The story at Lockergnome points to a story on The New York Times (free registration required). Which goes into more (non-technical) detail. Software involved in this scam include Morpheus, Kazaa and LimeWire.

Last week, Amazon cut off affiliate payments to Morpheus, one site that employs the shopping software, said an online executive. Coldwater Creek, an online clothing store, has also blocked Morpheus….
A successful affiliate Web site can make $60,000 a month from referrals alone, said Haiko De Poel Jr., chief executive of Abestweb.

That’s a lot of money to be stealing!

At least two of the companies involved, have recently made changes to their software to stop this happening, but that of course won’t affect the millions of copies already downloaded.

Note that this redirection continues even after you have uninstalled the software!

Here’s another article about software, including KaZaa, using Microsoft’s ‘Smart Tags’ to steal visitors from web sites.

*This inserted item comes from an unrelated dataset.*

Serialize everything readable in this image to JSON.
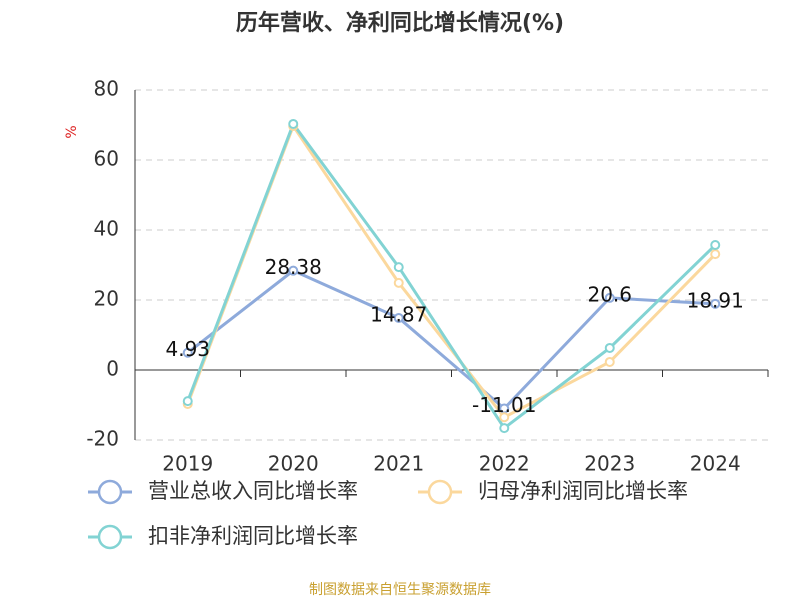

I can’t seem to find anything on the technology used, but I image it is simply that the software installs a local proxy on your machine (or hooks into one that’s already their) and parses either the incoming html to re-write the tags or the outgoing requests to substitute the affiliate number part of the well known query strings.

KaZaa Steals Referral Links

If you have the full spyware/sleazeware version of Kazaa on your machine and click on an affiliates link on someones website; for example a link to a book on Amazon, and subsequently purchase the book, then Kazaa will steal (that is the correct word) the small commission the refering site should have received.

These people are unbelievable in the things they think they can get away with. I really hope they don’t get away with this one.

If you must have Kazaa on your PC use the stripped down KaZaa Lite or at least run one of the spyware removal programs

Thanks to EVHEAD for pointing me to the story on Lockergnome.